There is a stream of consciousness which flows through the Bible, and especially through the Old Testament. It’s a theme of judgement and divine vengeance, constantly invoked by prophets and seers throughout the ages, no doubt in an attempt to scare humanity into behaving itself. The very oldest stories of the Bible paint a picture of a kind of Divine ‘bogey-man’ who needs to enact some kind of punishment on humanity…
For the sins of Adam and Eve, they are cast out of the Garden. For the sins of all humanity, God apparently sends a flood to wipe out the earth. Pharaoh and his riders are cast into the sea for having stood in the way of the Divine will. Sodom and Gomorrah are destroyed, because the people failed to offer hospitality to God’s angels. Time and time again, the Bible’s writers reach for stories of divine vengeance.

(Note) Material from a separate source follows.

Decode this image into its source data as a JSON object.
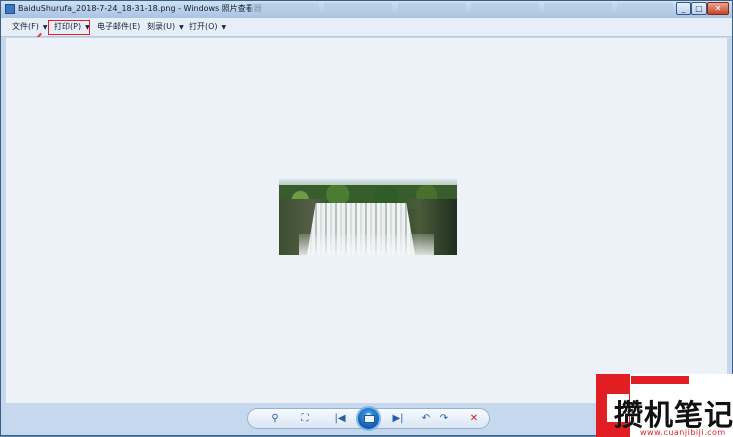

But Jesus refuses to align himself with that kind of thinking, and with those kinds of stories. He doesn’t, for a moment, deny the power of human sin, or its ability to destroy. But neither does he retreat into metaphors of divine vengeance as the solution. Instead, Jesus talks of God’s love for the world. Just two chapters later than this morning’s Gospel, Jesus says those words which we repeat at every Thursday Eucharist: “God so loved the world, that he sent his only son, so that everyone who believes in him should not perish, but have everlasting life”. The God whom Jesus unfolds for us is that God who does not seek the destruction of his children. This is not the angry, vengeful God of former understanding. This is the God of love, of healing, of binding up, and of setting free. This is God the parent….God the loving Father.

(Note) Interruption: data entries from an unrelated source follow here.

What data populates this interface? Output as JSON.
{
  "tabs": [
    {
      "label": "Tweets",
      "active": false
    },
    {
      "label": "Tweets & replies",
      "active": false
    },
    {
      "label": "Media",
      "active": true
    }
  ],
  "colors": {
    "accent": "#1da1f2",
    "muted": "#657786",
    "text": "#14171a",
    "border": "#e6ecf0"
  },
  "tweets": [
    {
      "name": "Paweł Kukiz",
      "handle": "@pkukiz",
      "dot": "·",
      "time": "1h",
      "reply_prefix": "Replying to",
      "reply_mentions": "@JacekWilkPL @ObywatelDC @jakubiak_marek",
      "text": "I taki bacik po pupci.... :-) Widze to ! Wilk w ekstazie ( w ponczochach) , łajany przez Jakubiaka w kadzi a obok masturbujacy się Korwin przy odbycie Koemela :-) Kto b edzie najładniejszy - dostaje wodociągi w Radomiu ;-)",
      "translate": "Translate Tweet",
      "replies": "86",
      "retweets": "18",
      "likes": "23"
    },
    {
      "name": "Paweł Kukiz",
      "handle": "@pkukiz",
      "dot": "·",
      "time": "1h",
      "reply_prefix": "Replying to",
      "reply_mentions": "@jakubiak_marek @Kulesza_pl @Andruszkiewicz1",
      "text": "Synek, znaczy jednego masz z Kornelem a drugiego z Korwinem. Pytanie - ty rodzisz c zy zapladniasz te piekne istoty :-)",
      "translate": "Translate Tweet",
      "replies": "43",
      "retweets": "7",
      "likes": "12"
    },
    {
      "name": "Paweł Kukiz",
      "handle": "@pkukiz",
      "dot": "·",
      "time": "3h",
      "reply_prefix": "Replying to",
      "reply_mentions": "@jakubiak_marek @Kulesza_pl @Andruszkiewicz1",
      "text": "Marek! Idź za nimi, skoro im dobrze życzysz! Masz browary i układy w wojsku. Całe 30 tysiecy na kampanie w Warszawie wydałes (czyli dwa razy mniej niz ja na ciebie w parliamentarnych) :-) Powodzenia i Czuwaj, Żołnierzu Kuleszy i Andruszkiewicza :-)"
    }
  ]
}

And that, ultimately, is the good news that we are called to announce, this coming Christmas and then every day of the year. When we announce ‘peace on Earth, and God’s goodwill to all people on whom his favour rests’, we speak of a transforming, overwhelming Love, a love which proclaims good news to the poor, which binds up the broken, and releases the captives.
I’m frankly tired of the religious voices who claim that every disaster which befalls us is some kind of divine punishment. AIDS was never a punishment from God, and nor is COVID 19. They were both self-inflicted wounds by an unwise humanity, who released otherwise harmless animal viruses into the human population. The devastation of earthquakes and even tsunamis are not divine vengeance – but the self-inflicted wounds of an unwise humanity, who build cheap houses and beach resorts in known earthquake zones. God does not wage war, and he never requires suicide bombers. God does not desire vengeance or retribution…these things are not the will of God.
God, rather, offers wisdom and love. Through Jesus, he offers us life – abundant life, filled with wisdom, healing, sharing, and liberty. It’s Life which goes on for ever. All we have to do is look to the Light, and live in the Light, of the wisdom and truth of Jesus Christ.
Just as John the Baptiser discovered that he must also do. Amen.